Лодка лежала в сарае кормой к двери, накрытая брезентом, который выцвел до цвета старой газеты.
Плоскодонка из сосновых досок внахлёст, длинная, тяжёлая. Вдвоём такую не поднять, только волоком по мокрой траве.
Каждое лето, в первую субботу после десятого июня, Николай Степанович открывал сарай.
Дальше всё шло по порядку, который Андрей помнил лет с шести. Лодку выволакивали во двор. Ставили на козлы вверх дном. Отец брал старый сапожный нож и выковыривал из пазов прошлогоднюю конопатку, потом набивал новую, потом варил смолу в консервной банке на двух кирпичах.
Пахло на весь участок.

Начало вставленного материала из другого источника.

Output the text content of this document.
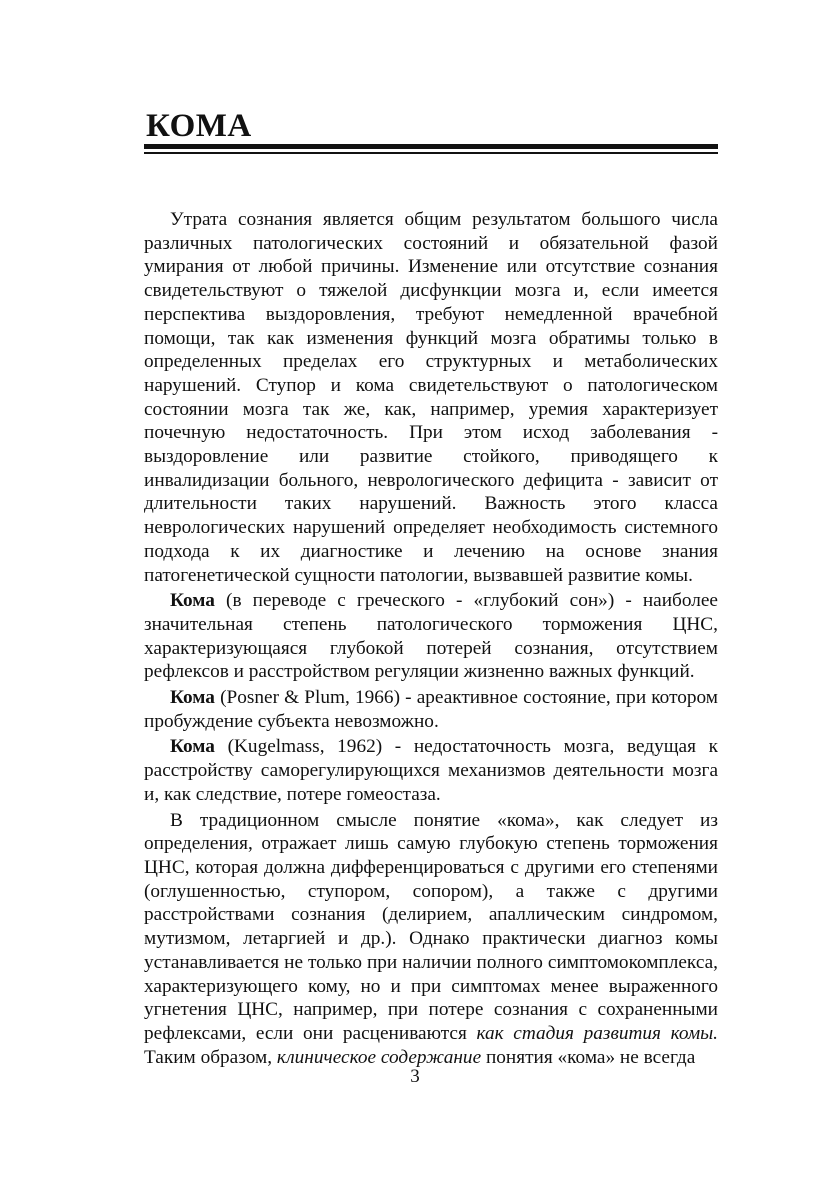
КОМА

Утрата сознания является общим результатом большого числа различных патологических состояний и обязательной фазой умирания от любой причины. Изменение или отсутствие сознания свидетельствуют о тяжелой дисфункции мозга и, если имеется перспектива выздоровления, требуют немедленной врачебной помощи, так как изменения функций мозга обратимы только в определенных пределах его структурных и метаболических нарушений. Ступор и кома свидетельствуют о патологическом состоянии мозга так же, как, например, уремия характеризует почечную недостаточность. При этом исход заболевания - выздоровление или развитие стойкого, приводящего к инвалидизации больного, неврологического дефицита - зависит от длительности таких нарушений. Важность этого класса неврологических нарушений определяет необходимость системного подхода к их диагностике и лечению на основе знания патогенетической сущности патологии, вызвавшей развитие комы.

Кома (в переводе с греческого - «глубокий сон») - наиболее значительная степень патологического торможения ЦНС, характеризующаяся глубокой потерей сознания, отсутствием рефлексов и расстройством регуляции жизненно важных функций.

Кома (Posner & Plum, 1966) - ареактивное состояние, при котором пробуждение субъекта невозможно.

Кома (Kugelmass, 1962) - недостаточность мозга, ведущая к расстройству саморегулирующихся механизмов деятельности мозга и, как следствие, потере гомеостаза.

В традиционном смысле понятие «кома», как следует из определения, отражает лишь самую глубокую степень торможения ЦНС, которая должна дифференцироваться с другими его степенями (оглушенностью, ступором, сопором), а также с другими расстройствами сознания (делирием, апаллическим синдромом, мутизмом, летаргией и др.). Однако практически диагноз комы устанавливается не только при наличии полного симптомокомплекса, характеризующего кому, но и при симптомах менее выраженного угнетения ЦНС, например, при потере сознания с сохраненными рефлексами, если они расцениваются как стадия развития комы. Таким образом, клиническое содержание понятия «кома» не всегда

3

Соседка тётя Валя выходила к забору и говорила одно и то же.
— Коля, ты когда-нибудь эту свою баржу утопишь, и то дело будет, — говорила она.
— Утоплю, Валентина Егоровна, — отзывался отец, не поднимая головы. — Обязательно.
Красил он в два слоя. Цвет всегда один: тёмно-зелёный, вагонный, на солнце почти чёрный. За краской ездил в райцентр, остатки хранил в подвале и следующим летом подмешивал в новую банку, чтобы оттенок не уехал.
К августу лодка блестела. Вёсла лежали в ней сухие, уключины смазаны, на дне решётка из реек, вымытая с песком.
В конце августа отец заносил лодку обратно в сарай и накрывал брезентом.
До реки от калитки было четыреста метров. Песчаная коса, ивы, чужие моторки на приколе.
Лодка не была на воде ни разу.
Андрей вырос, отучился, осел в городе, женился. Приезжал к отцу через выходные, привозил продукты, чинил забор, чинил насос. И каждое лето видел во дворе одну и ту же картину: козлы, перевёрнутое зелёное днище, отец с кистью в резиновых перчатках.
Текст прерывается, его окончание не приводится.